Ambigrams are graphical letter designs that can be read not only from the original direction but also from a rotated direction (especially with 180 degrees). Designing ambigrams is difficult even for human experts because keeping their dual readability from both directions is often difficult. This paper proposes an ambigram generation model. As its generation module, we use a diffusion model, which has recently been used to generate high-quality photographic images. By specifying a pair of letter classes, such as 'A' and 'B', the proposed model generates various ambigram images which can be read as 'A' from the original direction and 'B' from a direction rotated 180 degrees. Quantitative and qualitative analyses of experimental results show that the proposed model can generate high-quality and diverse ambigrams. In addition, we define ambigramability, an objective measure of how easy it is to generate ambigrams for each letter pair. For example, the pair of 'A' and 'V' shows a high ambigramability (that is, it is easy to generate their ambigrams), and the pair of 'D' and 'K' shows a lower ambigramability. The ambigramability gives various hints of the ambigram generation not only for computers but also for human experts.

Examples

Our proposed method generates ambigrams like following examples. ambigrams

The parenthesized number is the ambigramability score (↑) of the letter pair. The upper three rows are rather easy class pairs (with higher ambigramability scores), and the lower three are not.
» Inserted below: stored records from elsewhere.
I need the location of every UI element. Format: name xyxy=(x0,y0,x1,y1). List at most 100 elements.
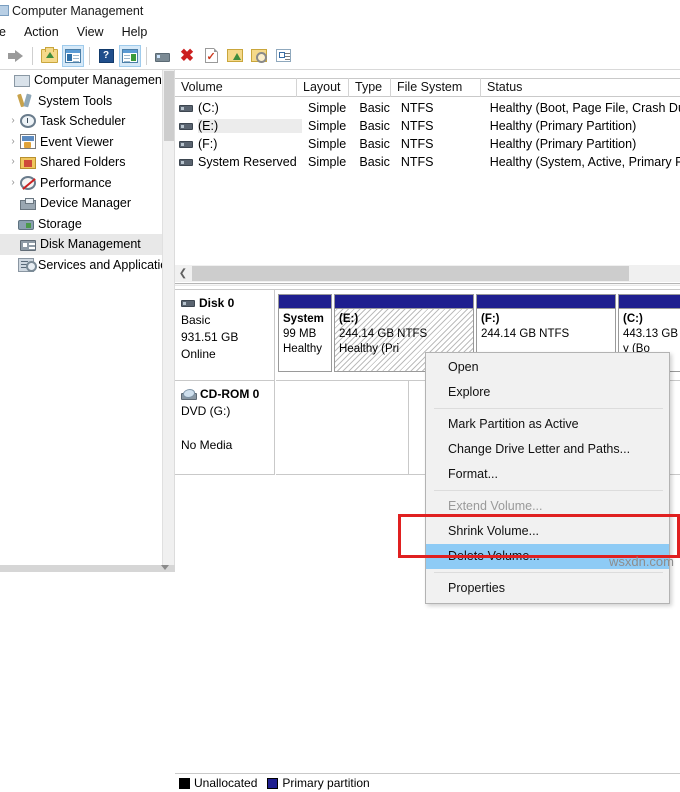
disk-title: Disk 0 xyxy=(181,295,268,312)
rescan-disks-icon[interactable] xyxy=(152,45,174,67)
show-hide-console-tree-icon[interactable] xyxy=(62,45,84,67)
disk-info-panel[interactable]: CD-ROM 0 DVD (G:) No Media xyxy=(175,381,275,475)
legend-item-unallocated: Unallocated xyxy=(179,776,257,790)
table-row[interactable]: (C:) Simple Basic NTFS Healthy (Boot, Pa… xyxy=(175,99,680,117)
legend-label: Primary partition xyxy=(282,776,369,790)
scrollbar-thumb[interactable] xyxy=(192,266,629,281)
console-tree[interactable]: Computer Management (Local System Tools … xyxy=(0,70,162,565)
volume-list-header: Volume Layout Type File System Status xyxy=(175,78,680,97)
partition-label: (F:) xyxy=(481,312,611,327)
show-hide-action-pane-icon[interactable] xyxy=(119,45,141,67)
properties-check-icon[interactable] xyxy=(200,45,222,67)
context-menu-item-change-drive-letter-and-paths[interactable]: Change Drive Letter and Paths... xyxy=(426,437,669,462)
sidebar-item-performance[interactable]: › Performance xyxy=(0,173,162,194)
folder-search-icon[interactable] xyxy=(248,45,270,67)
column-header-file-system[interactable]: File System xyxy=(391,78,481,97)
context-menu-separator xyxy=(434,572,663,573)
context-menu-separator xyxy=(434,490,663,491)
cell-status: Healthy (Primary Partition) xyxy=(484,137,680,151)
cell-status: Healthy (Boot, Page File, Crash Dump, Pr… xyxy=(484,101,680,115)
partition-header-bar xyxy=(335,295,473,309)
cell-type: Basic xyxy=(353,101,395,115)
volume-icon xyxy=(179,105,193,112)
sidebar-item-device-manager[interactable]: Device Manager xyxy=(0,193,162,214)
delete-icon[interactable]: ✖ xyxy=(176,45,198,67)
tree-twisty[interactable]: › xyxy=(6,157,20,167)
column-header-volume[interactable]: Volume xyxy=(175,78,297,97)
partition-status: Healthy xyxy=(283,342,327,357)
column-header-layout[interactable]: Layout xyxy=(297,78,349,97)
sidebar-item-event-viewer[interactable]: › Event Viewer xyxy=(0,132,162,153)
cell-file-system: NTFS xyxy=(395,155,484,169)
scrollbar-thumb[interactable] xyxy=(164,71,174,141)
tree-twisty[interactable]: › xyxy=(6,137,20,147)
partition-label: (E:) xyxy=(339,312,469,327)
context-menu-item-open[interactable]: Open xyxy=(426,355,669,380)
legend-swatch-unallocated xyxy=(179,778,190,789)
context-menu-item-properties[interactable]: Properties xyxy=(426,576,669,601)
partition-size: 244.14 GB NTFS xyxy=(339,327,469,342)
pane-divider[interactable] xyxy=(175,283,680,286)
cell-status: Healthy (System, Active, Primary Partiti… xyxy=(484,155,680,169)
disk-title: CD-ROM 0 xyxy=(181,386,268,403)
help-icon[interactable]: ? xyxy=(95,45,117,67)
context-menu-item-format[interactable]: Format... xyxy=(426,462,669,487)
column-header-status[interactable]: Status xyxy=(481,78,680,97)
cell-type: Basic xyxy=(353,137,395,151)
sidebar-item-task-scheduler[interactable]: › Task Scheduler xyxy=(0,111,162,132)
sidebar-item-system-tools[interactable]: System Tools xyxy=(0,91,162,112)
partition-system-reserved[interactable]: System 99 MB Healthy xyxy=(278,294,332,372)
event-log-icon xyxy=(20,134,36,149)
context-menu-item-shrink-volume[interactable]: Shrink Volume... xyxy=(426,519,669,544)
volume-list-horizontal-scrollbar[interactable]: ❮ xyxy=(175,265,680,282)
detail-view-icon[interactable] xyxy=(272,45,294,67)
bottom-strip xyxy=(0,565,175,572)
menu-bar: e Action View Help xyxy=(0,22,680,42)
sidebar-item-shared-folders[interactable]: › Shared Folders xyxy=(0,152,162,173)
legend-swatch-primary-partition xyxy=(267,778,278,789)
disk-status: No Media xyxy=(181,437,268,454)
context-menu-item-mark-partition-as-active[interactable]: Mark Partition as Active xyxy=(426,412,669,437)
scroll-left-arrow[interactable]: ❮ xyxy=(175,265,191,282)
cd-rom-icon xyxy=(181,389,196,400)
device-manager-icon xyxy=(20,200,36,210)
menu-file[interactable]: e xyxy=(0,23,15,41)
disk-type: Basic xyxy=(181,312,268,329)
cell-volume: (E:) xyxy=(198,119,302,133)
sidebar-item-label: Performance xyxy=(40,176,112,190)
tree-twisty[interactable]: › xyxy=(6,178,20,188)
cell-layout: Simple xyxy=(302,155,353,169)
legend-item-primary-partition: Primary partition xyxy=(267,776,369,790)
cell-type: Basic xyxy=(353,119,395,133)
sidebar-item-disk-management[interactable]: Disk Management xyxy=(0,234,162,255)
menu-action[interactable]: Action xyxy=(15,23,68,41)
table-row[interactable]: (F:) Simple Basic NTFS Healthy (Primary … xyxy=(175,135,680,153)
tree-vertical-scrollbar[interactable] xyxy=(162,70,174,565)
volume-icon xyxy=(179,159,193,166)
context-menu-item-explore[interactable]: Explore xyxy=(426,380,669,405)
table-row[interactable]: System Reserved Simple Basic NTFS Health… xyxy=(175,153,680,171)
services-icon xyxy=(18,258,34,272)
computer-icon xyxy=(14,75,30,87)
forward-arrow-icon[interactable] xyxy=(5,45,27,67)
menu-help[interactable]: Help xyxy=(113,23,157,41)
window-icon xyxy=(0,4,8,18)
disk-info-panel[interactable]: Disk 0 Basic 931.51 GB Online xyxy=(175,290,275,381)
table-row[interactable]: (E:) Simple Basic NTFS Healthy (Primary … xyxy=(175,117,680,135)
sidebar-item-label: Shared Folders xyxy=(40,155,125,169)
sidebar-item-services-and-applications[interactable]: Services and Applications xyxy=(0,255,162,276)
partition-legend: Unallocated Primary partition xyxy=(175,773,680,792)
disk-name: CD-ROM 0 xyxy=(200,386,259,403)
up-one-level-icon[interactable] xyxy=(38,45,60,67)
volume-icon xyxy=(179,123,193,130)
performance-icon xyxy=(20,176,36,190)
cell-file-system: NTFS xyxy=(395,101,484,115)
menu-view[interactable]: View xyxy=(68,23,113,41)
sidebar-item-storage[interactable]: Storage xyxy=(0,214,162,235)
column-header-type[interactable]: Type xyxy=(349,78,391,97)
window-title-bar: Computer Management xyxy=(0,0,680,22)
folder-up-icon[interactable] xyxy=(224,45,246,67)
clock-icon xyxy=(20,114,36,128)
tree-twisty[interactable]: › xyxy=(6,116,20,126)
sidebar-item-computer-management[interactable]: Computer Management (Local xyxy=(0,70,162,91)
Experiment environment setup

We tested all codes in Python: 3.8.10. You can download external libraries with pip as following.

pip install torch==1.11.0+cu113 torchvision==0.12.0+cu113 torchaudio==0.11.0 --extra-index-url https://download.pytorch.org/whl/cu113
pip install -r requirements.txt

You can also download pre-trained weights. Replace all pseud-weights file weight_name.txt with downloaded real-weights file.

Demo

Gradio demo is available.

  1. Start gradio web app as following.
python demo.py
  1. Access 127.0.0.1:11111 with your web browser.

Make ambigrams

  1. Set TestConfigs in ambigram_random_sample.py.
  2. Run the sampling code as following.
python ambigram_random_sample.py

Check ambigramability

  1. Set TestConfigs in calc_ambigramability.py.
  2. Run the calculation code as following.
python calc_ambigramability.py

Customize

Model training.

  1. Set TrainConfigs in configs/trainargs.py. If you want, you can change DA_ambigram_configs.yaml (The details are mentioned at Sec. 3.2 in the paper).
  2. Run the training code as following.
## Run on single gpu
python ambigram_train.py

## Run on multiple gpus
mpiexec -n [NUM_GPUs] python ambigram_train.py

Note[1]: If you want to generate ambigrams by using classifier-free guidance, you have to train both conditional-model and unconditional-model separately.

Paper information

@article{shirakawa2023ambigram,
  title={Ambigram Generation by A Diffusion Model},
  author={Shirakawa, Takahiro and Uchida, Seiichi},
  booktitle={2023 17th international conference on document analysis and recognition (ICDAR)},
  year={2023}
}